Bagi umat beragama, tentu tantangan sekularisasi dan liberalisasi itu penting untuk dijadikan momentum muhasabah. Ke dalam, bagaimana membentuk insan beragama agar makin kokoh iman dan pemahamannya atas nilai-nilai luhur agama yang dipeluknya, dengan mengembangkan toleransi yang tulus terhadap pemeluk agama berbeda dalam persaudaraan kemanusiaan yang utama. Ke luar, bagaimana menjadikan agama sebagai rahmat bagi semesta sehingga setiap anak Adam di muka bumi ini merasakan kebajikan terbaik dari kehadiran umat beragama.

Pendek kata, agama niscaya menjadi sumber pencerahan hidup seluruh umat manusia, termasuk mencerahkan para pemeluk agama itu sendiri. Agama dan umat beragama harus mampu menciptakan peradaban utama dalam suasana hidup aman, damai, makmur, beradab, dan berkemajuan. Agama tidak berhenti di garis batas normatif dan dogma belaka, yang indah ketika bicara iman dan pemahaman, tapi miskin amal dan keteladanan yang cerah-mencerahkan. Pemeluk agama bahkan harus menjadi penyelamat alam, bukan ikut merusaknya.

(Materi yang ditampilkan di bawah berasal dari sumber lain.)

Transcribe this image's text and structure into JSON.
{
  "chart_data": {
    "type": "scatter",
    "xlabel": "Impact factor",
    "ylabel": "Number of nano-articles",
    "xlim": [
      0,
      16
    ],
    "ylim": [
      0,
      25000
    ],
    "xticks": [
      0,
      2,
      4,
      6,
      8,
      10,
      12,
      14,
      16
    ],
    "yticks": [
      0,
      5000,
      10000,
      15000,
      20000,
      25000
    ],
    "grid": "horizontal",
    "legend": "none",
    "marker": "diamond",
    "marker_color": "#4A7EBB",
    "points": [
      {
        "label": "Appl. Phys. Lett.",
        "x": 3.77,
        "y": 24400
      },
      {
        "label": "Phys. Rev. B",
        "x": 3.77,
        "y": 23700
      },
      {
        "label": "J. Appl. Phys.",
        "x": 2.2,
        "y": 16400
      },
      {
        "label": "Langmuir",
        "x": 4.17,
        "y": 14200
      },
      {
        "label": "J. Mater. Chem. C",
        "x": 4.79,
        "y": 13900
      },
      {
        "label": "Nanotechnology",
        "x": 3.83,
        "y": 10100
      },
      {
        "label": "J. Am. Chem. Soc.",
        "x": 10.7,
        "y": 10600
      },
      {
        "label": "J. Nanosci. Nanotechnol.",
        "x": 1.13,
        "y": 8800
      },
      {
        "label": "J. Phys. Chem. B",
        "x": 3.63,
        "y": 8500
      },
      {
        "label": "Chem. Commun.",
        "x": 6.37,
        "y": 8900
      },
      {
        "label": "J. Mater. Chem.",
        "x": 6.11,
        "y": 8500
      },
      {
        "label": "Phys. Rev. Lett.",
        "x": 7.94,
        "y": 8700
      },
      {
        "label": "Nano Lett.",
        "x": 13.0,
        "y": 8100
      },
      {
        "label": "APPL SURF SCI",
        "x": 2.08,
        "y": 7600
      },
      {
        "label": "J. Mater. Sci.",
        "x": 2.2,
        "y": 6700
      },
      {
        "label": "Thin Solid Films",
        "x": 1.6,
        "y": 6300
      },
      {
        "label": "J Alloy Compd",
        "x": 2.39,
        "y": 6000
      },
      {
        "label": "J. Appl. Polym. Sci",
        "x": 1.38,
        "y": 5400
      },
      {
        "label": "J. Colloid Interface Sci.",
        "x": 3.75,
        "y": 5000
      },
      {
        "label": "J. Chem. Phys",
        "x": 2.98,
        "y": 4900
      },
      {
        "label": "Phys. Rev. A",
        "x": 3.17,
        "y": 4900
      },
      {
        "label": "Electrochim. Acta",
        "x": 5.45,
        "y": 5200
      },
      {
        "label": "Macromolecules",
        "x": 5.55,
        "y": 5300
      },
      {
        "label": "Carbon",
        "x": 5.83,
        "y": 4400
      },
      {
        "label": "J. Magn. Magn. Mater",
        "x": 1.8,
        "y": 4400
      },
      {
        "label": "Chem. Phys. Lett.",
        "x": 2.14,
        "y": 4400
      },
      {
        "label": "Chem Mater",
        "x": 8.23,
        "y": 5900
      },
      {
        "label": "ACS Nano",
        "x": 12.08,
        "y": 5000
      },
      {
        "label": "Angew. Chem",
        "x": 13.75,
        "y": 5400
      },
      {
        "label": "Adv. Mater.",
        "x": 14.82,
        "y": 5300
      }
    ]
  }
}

Beragamalah secara autentik agar mencerahkan kehidupan. Setiap orang beriman harus menjamin kata sejalan tindakan. Ketika berpolitik dan mengemban mandat negara berperangai jujur, amanah, dan berkeadaban di samping sukses membawa kemajuan. Tatkala berniaga disertai keluhuran moral dan tidak memeras sesama serta merusak sendi-sendi kehidupan.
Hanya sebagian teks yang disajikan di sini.